Concrete DBT Strategies for Overcoming Binge Eating Disorder

3 minutes

For many grappling with binge eating disorder (BED), familiar advice such as journaling, distraction techniques, and mindful eating are often recommended. While these are valuable tools, they are vague and can lack practical application. This blog will offer practical steps using a therapeutic approach called Dialectical Behavioral Therapy (DBT) which was originally designed to assist individuals struggling with emotional dysregulation. DBT has proven effective for a variety of conditions, including eating disorders like BED.

I am offering these tools because I believe they can help offer much-needed relief; however, they don’t replace a deeper look at an individual’s root causes of continual binge eating. To truly heal and not be burdened by binge eating, deeper work is highly recommended. The skills below are amazing in conjunction with therapeutic work.

Distress Tolerance and Emotional Regulation in Coping with Binge Eating: Learning to manage intense emotions is essential in preventing binge eating. Distress tolerance isn't about avoiding stress but reducing its impact to maintain clear thinking and decision-making.

  • Build a Distress Tolerance Toolbox: Have a list of simple and effective coping strategies that resonate with you. Maybe it’s a walk, a bath, a podcast or a craft like crocheting. Choose an activity that you enjoy and that can help ground you.

  • The STOP Skill: This can be implemented right as you are having an urge to binge or if you are in the midst of planning one in your head. Pause and apply the STOP skill: Stop, Take a breath, Observe, Proceed mindfully. Try to drag this out to last at least three to five minutes and see if you are able to redirect yourself.

  • The TIPP Skill: This technique is specifically designed to address overwhelming emotions in the moment.

    • Temperature: Research shows that splashing very cold water or putting ice on your face can redirect your nervous system, helping to alleviate emotional distress.

    • Intense Exercise: Activities that elevate your heart rate, such as high knees, jumping jacks, or push-ups, can also dissipate pent-up energy associated with the urge to binge eat. Even just five minutes.

    • Paced breathing involves deliberately slowing down your breath, perhaps inhaling for five seconds and exhaling for ten.

    • Progressive muscle relaxation involves tensing and then releasing different muscle groups one by one.

Each of these four techniques can be used individually or in combination when feeling overwhelmed or experiencing the urge to binge eat. The key is to modify your physiological response and redirect your focus away from binge eating tendencies.

Radical Acceptance: Another tool for binge eating, radical acceptance involves embracing your reality without resistance. By recognizing the truth of your situation (which is likely unpleasant) without trying to fight it can alleviate the compulsion to binge as a form of escape or denial.

For instance, saying, "My partner and I just broke up, and I'm not even that bothered because I know I’m better off.
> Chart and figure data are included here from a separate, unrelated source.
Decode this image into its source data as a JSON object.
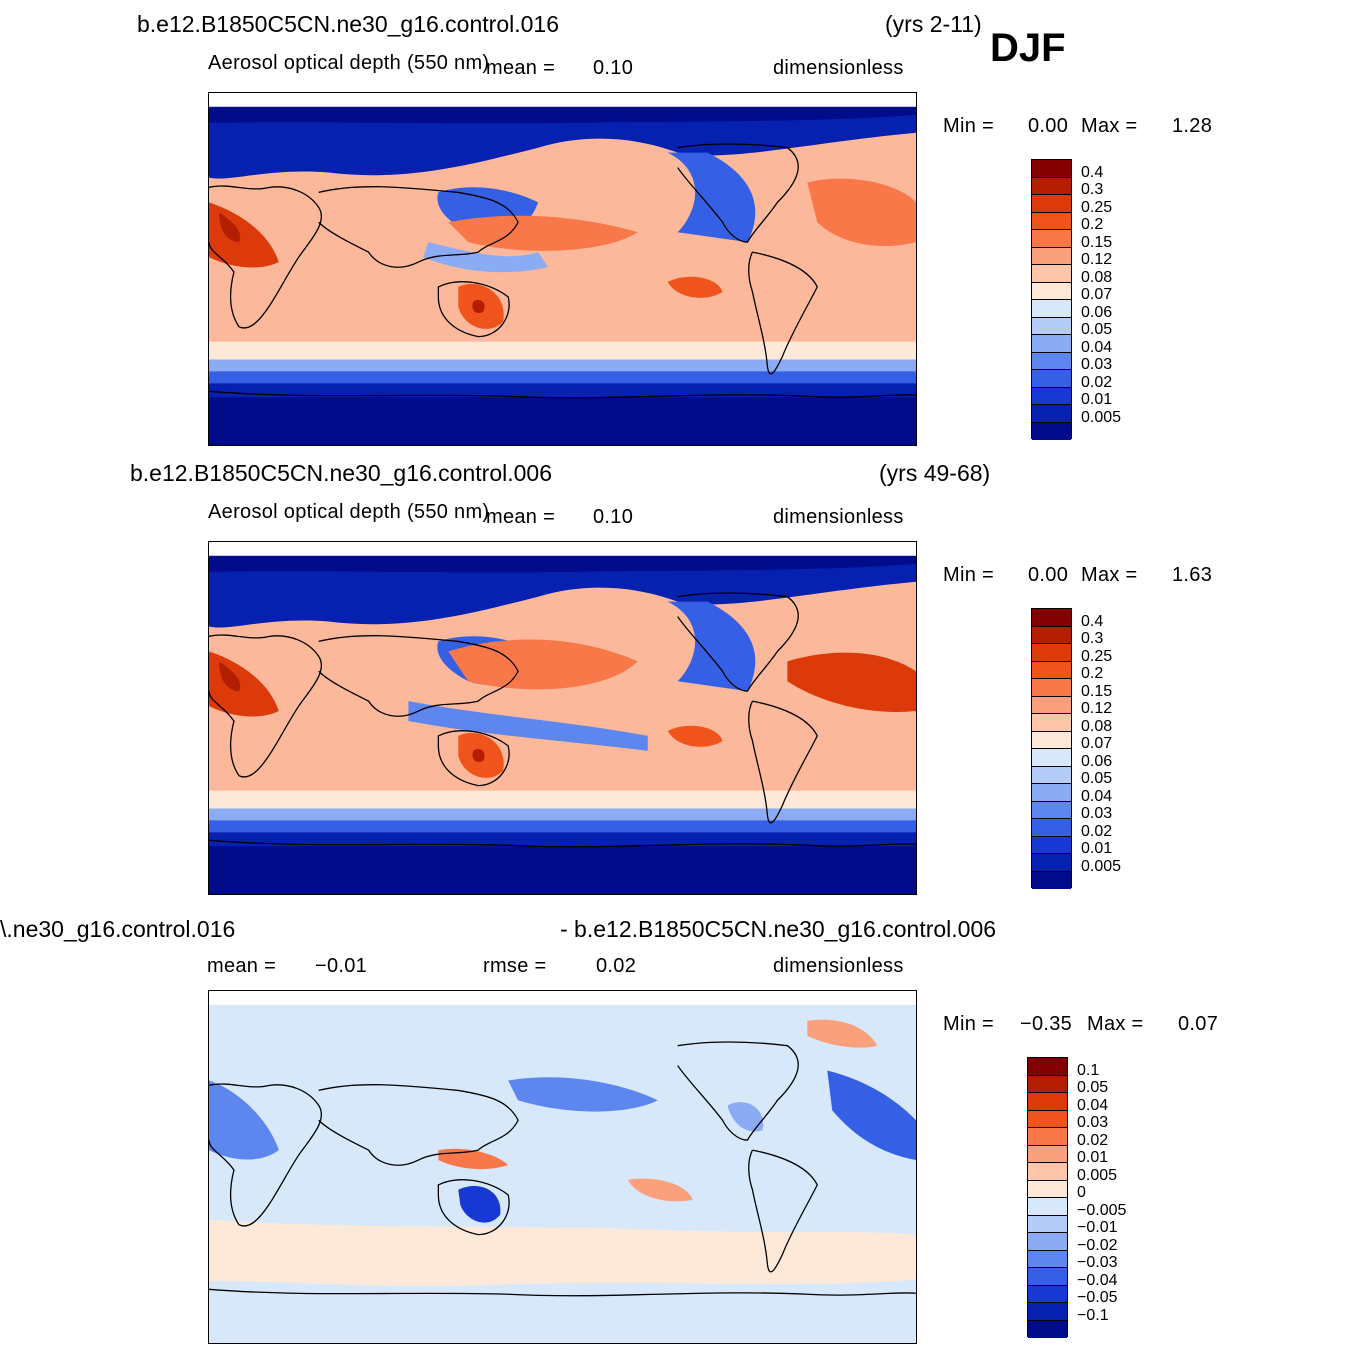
{
  "season": "DJF",
  "chart_data": [
    {
      "type": "heatmap",
      "case": "b.e12.B1850C5CN.ne30_g16.control.016",
      "years": "(yrs 2-11)",
      "title": "Aerosol optical depth (550 nm)",
      "stat_label": "mean =",
      "stat_value": "0.10",
      "units": "dimensionless",
      "min_label": "Min  =",
      "min_value": "0.00",
      "max_label": "Max  =",
      "max_value": "1.28",
      "levels": [
        "0.4",
        "0.3",
        "0.25",
        "0.2",
        "0.15",
        "0.12",
        "0.08",
        "0.07",
        "0.06",
        "0.05",
        "0.04",
        "0.03",
        "0.02",
        "0.01",
        "0.005"
      ],
      "colors": [
        "#820000",
        "#b31d00",
        "#dc3a0a",
        "#f0541c",
        "#f8784a",
        "#fba07c",
        "#fdc6aa",
        "#fee8d8",
        "#d7e8fb",
        "#b3ccf8",
        "#8bacf5",
        "#5d86ef",
        "#3560e6",
        "#1738d2",
        "#0620b0",
        "#000c8a"
      ]
    },
    {
      "type": "heatmap",
      "case": "b.e12.B1850C5CN.ne30_g16.control.006",
      "years": "(yrs 49-68)",
      "title": "Aerosol optical depth (550 nm)",
      "stat_label": "mean =",
      "stat_value": "0.10",
      "units": "dimensionless",
      "min_label": "Min  =",
      "min_value": "0.00",
      "max_label": "Max  =",
      "max_value": "1.63",
      "levels": [
        "0.4",
        "0.3",
        "0.25",
        "0.2",
        "0.15",
        "0.12",
        "0.08",
        "0.07",
        "0.06",
        "0.05",
        "0.04",
        "0.03",
        "0.02",
        "0.01",
        "0.005"
      ],
      "colors": [
        "#820000",
        "#b31d00",
        "#dc3a0a",
        "#f0541c",
        "#f8784a",
        "#fba07c",
        "#fdc6aa",
        "#fee8d8",
        "#d7e8fb",
        "#b3ccf8",
        "#8bacf5",
        "#5d86ef",
        "#3560e6",
        "#1738d2",
        "#0620b0",
        "#000c8a"
      ]
    },
    {
      "type": "heatmap",
      "case_left": "\\.ne30_g16.control.016",
      "case_right": "- b.e12.B1850C5CN.ne30_g16.control.006",
      "stat_label": "mean =",
      "stat_value": "−0.01",
      "rmse_label": "rmse =",
      "rmse_value": "0.02",
      "units": "dimensionless",
      "min_label": "Min  =",
      "min_value": "−0.35",
      "max_label": "Max  =",
      "max_value": "0.07",
      "levels": [
        "0.1",
        "0.05",
        "0.04",
        "0.03",
        "0.02",
        "0.01",
        "0.005",
        "0",
        "−0.005",
        "−0.01",
        "−0.02",
        "−0.03",
        "−0.04",
        "−0.05",
        "−0.1"
      ],
      "colors": [
        "#820000",
        "#b31d00",
        "#dc3a0a",
        "#f0541c",
        "#f8784a",
        "#fba07c",
        "#fdc6aa",
        "#fee8d8",
        "#d7e8fb",
        "#b3ccf8",
        "#8bacf5",
        "#5d86ef",
        "#3560e6",
        "#1738d2",
        "#0620b0",
        "#000c8a"
      ]
    }
  ]
}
That relationship was toxic.," lacks the radical acceptance that would instead look more like, "I'm grappling with a mix of emotions after my breakup. I'm experiencing intense pain and a genuine desire to dissociate from that pain." Embracing reality as it unfolds can of course be painful, but it also frees you from the exhausting battle and destructive strategies of attempting to avoid it.
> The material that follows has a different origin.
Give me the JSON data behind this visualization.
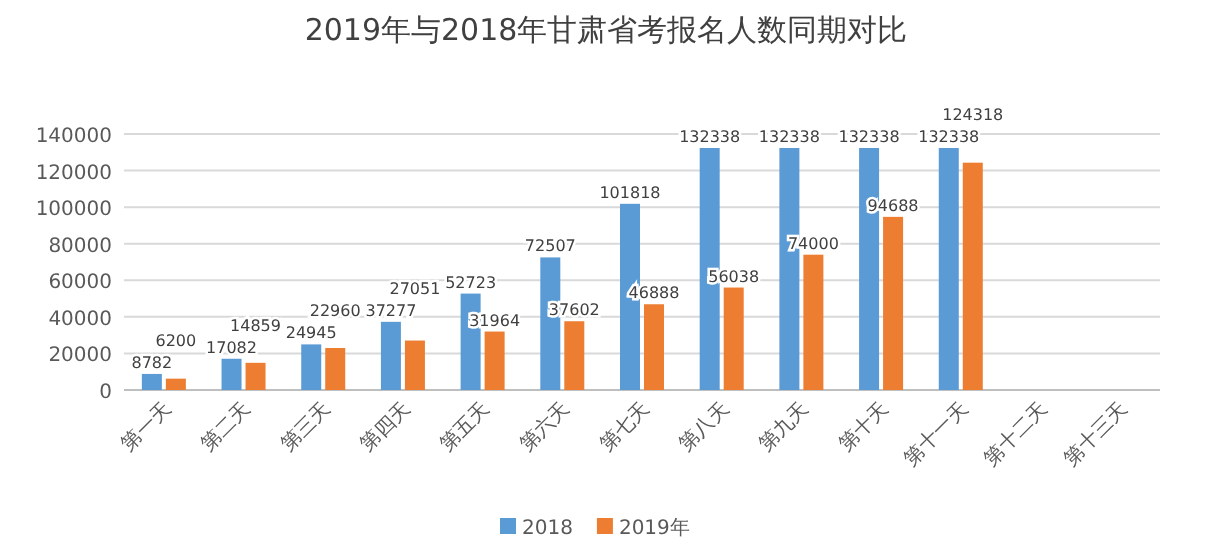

Mindfulness for Binge Eating Disorder: Mindfulness, a foundation of DBT, emphasizes being present and nonjudgmental. This skill will help you to recognize your thoughts, emotions, and physical sensations that are tied to eating and are the opposite of the numbing that takes place during binges.
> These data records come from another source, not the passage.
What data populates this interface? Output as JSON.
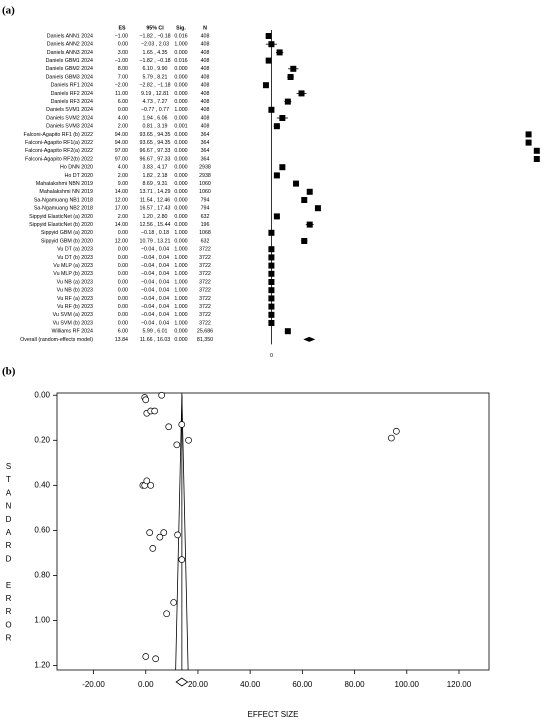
{
  "chart_data": [
    {
      "type": "forest",
      "panel_label": "(a)",
      "headers": {
        "es": "ES",
        "ci": "95% CI",
        "sig": "Sig.",
        "n": "N"
      },
      "categories": [
        "Daniels ANN1 2024",
        "Daniels ANN2 2024",
        "Daniels ANN3 2024",
        "Daniels GBM1 2024",
        "Daniels GBM2 2024",
        "Daniels GBM3 2024",
        "Daniels RF1 2024",
        "Daniels RF2 2024",
        "Daniels RF3 2024",
        "Daniels SVM1 2024",
        "Daniels SVM2 2024",
        "Daniels SVM3 2024",
        "Falconi-Agapito RF1 (b) 2022",
        "Falconi-Agapito RF1(a) 2022",
        "Falconi-Agapito RF2(a) 2022",
        "Falconi-Agapito RF2(b) 2022",
        "Ho DNN 2020",
        "Ho DT 2020",
        "Mahalakshmi NBN 2019",
        "Mahalakshmi NN 2019",
        "Sa-Ngamuang NB1 2018",
        "Sa-Ngamuang NB2 2018",
        "Sippyid ElasticNet (a) 2020",
        "Sippyid ElasticNet (b) 2020",
        "Sippyid GBM (a) 2020",
        "Sippyid GBM (b) 2020",
        "Vu DT (a) 2023",
        "Vu DT (b) 2023",
        "Vu MLP (a) 2023",
        "Vu MLP (b) 2023",
        "Vu NB (a) 2023",
        "Vu NB (b) 2023",
        "Vu RF (a) 2023",
        "Vu RF (b) 2023",
        "Vu SVM (a) 2023",
        "Vu SVM (b) 2023",
        "Williams RF 2024"
      ],
      "values": [
        -1,
        0,
        3,
        -1,
        8,
        7,
        -2,
        11,
        6,
        0,
        4,
        2,
        94,
        94,
        97,
        97,
        4,
        2,
        9,
        14,
        12,
        17,
        2,
        14,
        0,
        12,
        0,
        0,
        0,
        0,
        0,
        0,
        0,
        0,
        0,
        0,
        6
      ],
      "value_labels": [
        "−1.00",
        "0.00",
        "3.00",
        "−1.00",
        "8.00",
        "7.00",
        "−2.00",
        "11.00",
        "6.00",
        "0.00",
        "4.00",
        "2.00",
        "94.00",
        "94.00",
        "97.00",
        "97.00",
        "4.00",
        "2.00",
        "9.00",
        "14.00",
        "12.00",
        "17.00",
        "2.00",
        "14.00",
        "0.00",
        "12.00",
        "0.00",
        "0.00",
        "0.00",
        "0.00",
        "0.00",
        "0.00",
        "0.00",
        "0.00",
        "0.00",
        "0.00",
        "6.00"
      ],
      "ci_low": [
        -1.82,
        -2.03,
        1.65,
        -1.82,
        6.1,
        5.79,
        -2.82,
        9.19,
        4.73,
        -0.77,
        1.94,
        0.81,
        93.65,
        93.65,
        96.67,
        96.67,
        3.83,
        1.82,
        8.69,
        13.71,
        11.54,
        16.57,
        1.2,
        12.56,
        -0.18,
        10.79,
        -0.04,
        -0.04,
        -0.04,
        -0.04,
        -0.04,
        -0.04,
        -0.04,
        -0.04,
        -0.04,
        -0.04,
        5.99
      ],
      "ci_high": [
        -0.18,
        2.03,
        4.35,
        -0.18,
        9.9,
        8.21,
        -1.18,
        12.81,
        7.27,
        0.77,
        6.06,
        3.19,
        94.35,
        94.35,
        97.33,
        97.33,
        4.17,
        2.18,
        9.31,
        14.29,
        12.46,
        17.43,
        2.8,
        15.44,
        0.18,
        13.21,
        0.04,
        0.04,
        0.04,
        0.04,
        0.04,
        0.04,
        0.04,
        0.04,
        0.04,
        0.04,
        6.01
      ],
      "ci_labels": [
        "−1.82 , −0.18",
        "−2.03 , 2.03",
        "1.65 , 4.35",
        "−1.82 , −0.18",
        "6.10 , 9.90",
        "5.79 , 8.21",
        "−2.82 , −1.18",
        "9.19 , 12.81",
        "4.73 , 7.27",
        "−0.77 , 0.77",
        "1.94 , 6.06",
        "0.81 , 3.19",
        "93.65 , 94.35",
        "93.65 , 94.35",
        "96.67 , 97.33",
        "96.67 , 97.33",
        "3.83 , 4.17",
        "1.82 , 2.18",
        "8.69 , 9.31",
        "13.71 , 14.29",
        "11.54 , 12.46",
        "16.57 , 17.43",
        "1.20 , 2.80",
        "12.56 , 15.44",
        "−0.18 , 0.18",
        "10.79 , 13.21",
        "−0.04 , 0.04",
        "−0.04 , 0.04",
        "−0.04 , 0.04",
        "−0.04 , 0.04",
        "−0.04 , 0.04",
        "−0.04 , 0.04",
        "−0.04 , 0.04",
        "−0.04 , 0.04",
        "−0.04 , 0.04",
        "−0.04 , 0.04",
        "5.99 , 6.01"
      ],
      "sig": [
        "0.016",
        "1.000",
        "0.000",
        "0.016",
        "0.000",
        "0.000",
        "0.000",
        "0.000",
        "0.000",
        "1.000",
        "0.000",
        "0.001",
        "0.000",
        "0.000",
        "0.000",
        "0.000",
        "0.000",
        "0.000",
        "0.000",
        "0.000",
        "0.000",
        "0.000",
        "0.000",
        "0.000",
        "1.000",
        "0.000",
        "1.000",
        "1.000",
        "1.000",
        "1.000",
        "1.000",
        "1.000",
        "1.000",
        "1.000",
        "1.000",
        "1.000",
        "0.000"
      ],
      "n": [
        "408",
        "408",
        "408",
        "408",
        "408",
        "408",
        "408",
        "408",
        "408",
        "408",
        "408",
        "408",
        "364",
        "364",
        "364",
        "364",
        "2938",
        "2938",
        "1060",
        "1060",
        "794",
        "794",
        "632",
        "196",
        "1068",
        "632",
        "3722",
        "3722",
        "3722",
        "3722",
        "3722",
        "3722",
        "3722",
        "3722",
        "3722",
        "3722",
        "25,686"
      ],
      "overall": {
        "name": "Overall (random-effects model)",
        "value": 13.84,
        "value_label": "13.84",
        "ci_low": 11.66,
        "ci_high": 16.03,
        "ci_label": "11.66 , 16.03",
        "sig": "0.000",
        "n": "81,350"
      },
      "xlim": [
        -6,
        100
      ],
      "xticks": [
        0
      ],
      "color": "#000000"
    },
    {
      "type": "scatter",
      "panel_label": "(b)",
      "x_label": "EFFECT SIZE",
      "y_label": "STANDARD ERROR",
      "x": [
        -0.4,
        0,
        6.1,
        0.4,
        1.9,
        3.4,
        8.8,
        11.9,
        16.4,
        13.8,
        94.1,
        96,
        -1.1,
        -0.4,
        0.4,
        1.9,
        1.5,
        6.9,
        5.4,
        2.7,
        12.2,
        13.8,
        10.7,
        8.0,
        0,
        3.8
      ],
      "y": [
        0.01,
        0.02,
        0,
        0.08,
        0.07,
        0.07,
        0.14,
        0.22,
        0.2,
        0.13,
        0.19,
        0.16,
        0.4,
        0.4,
        0.38,
        0.4,
        0.61,
        0.61,
        0.63,
        0.68,
        0.62,
        0.73,
        0.92,
        0.97,
        1.16,
        1.17
      ],
      "xlim": [
        -34,
        131.5
      ],
      "ylim": [
        -0.01,
        1.22
      ],
      "y_inverted": true,
      "xticks": [
        {
          "value": -20,
          "label": "-20.00"
        },
        {
          "value": 0,
          "label": "0.00"
        },
        {
          "value": 20,
          "label": "20.00"
        },
        {
          "value": 40,
          "label": "40.00"
        },
        {
          "value": 60,
          "label": "60.00"
        },
        {
          "value": 80,
          "label": "80.00"
        },
        {
          "value": 100,
          "label": "100.00"
        },
        {
          "value": 120,
          "label": "120.00"
        }
      ],
      "yticks": [
        {
          "value": 0,
          "label": "0.00"
        },
        {
          "value": 0.2,
          "label": "0.20"
        },
        {
          "value": 0.4,
          "label": "0.40"
        },
        {
          "value": 0.6,
          "label": "0.60"
        },
        {
          "value": 0.8,
          "label": "0.80"
        },
        {
          "value": 1,
          "label": "1.00"
        },
        {
          "value": 1.2,
          "label": "1.20"
        }
      ]
    }
  ]
}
  • Mindfulness Exercises Pre-Binge: If you can catch yourself before a binge begins, try to find a quiet space to perform a body scan. Identify where your urge to binge is stemming from. Is it emotional discomfort (did something unsettling happen earlier that day)? Are you alone for the first time in a while and believe this is your only opportunity? Is it actual physical hunger? Something else?

  • Practice Mindful Eating (even if during a binge): Slow down to fully experience your meal's taste, texture, and smell. Don’t just describe them in your head, but actively write them down to heighten awareness as well as pace yourself.

As stated, these actionable strategies for those battling binge eating (distress tolerance, emotional regulation, radical acceptance, and mindfulness,) can help you manage the urge to binge eat. The best outcomes are when these can be implemented with more meaningful therapeutic work.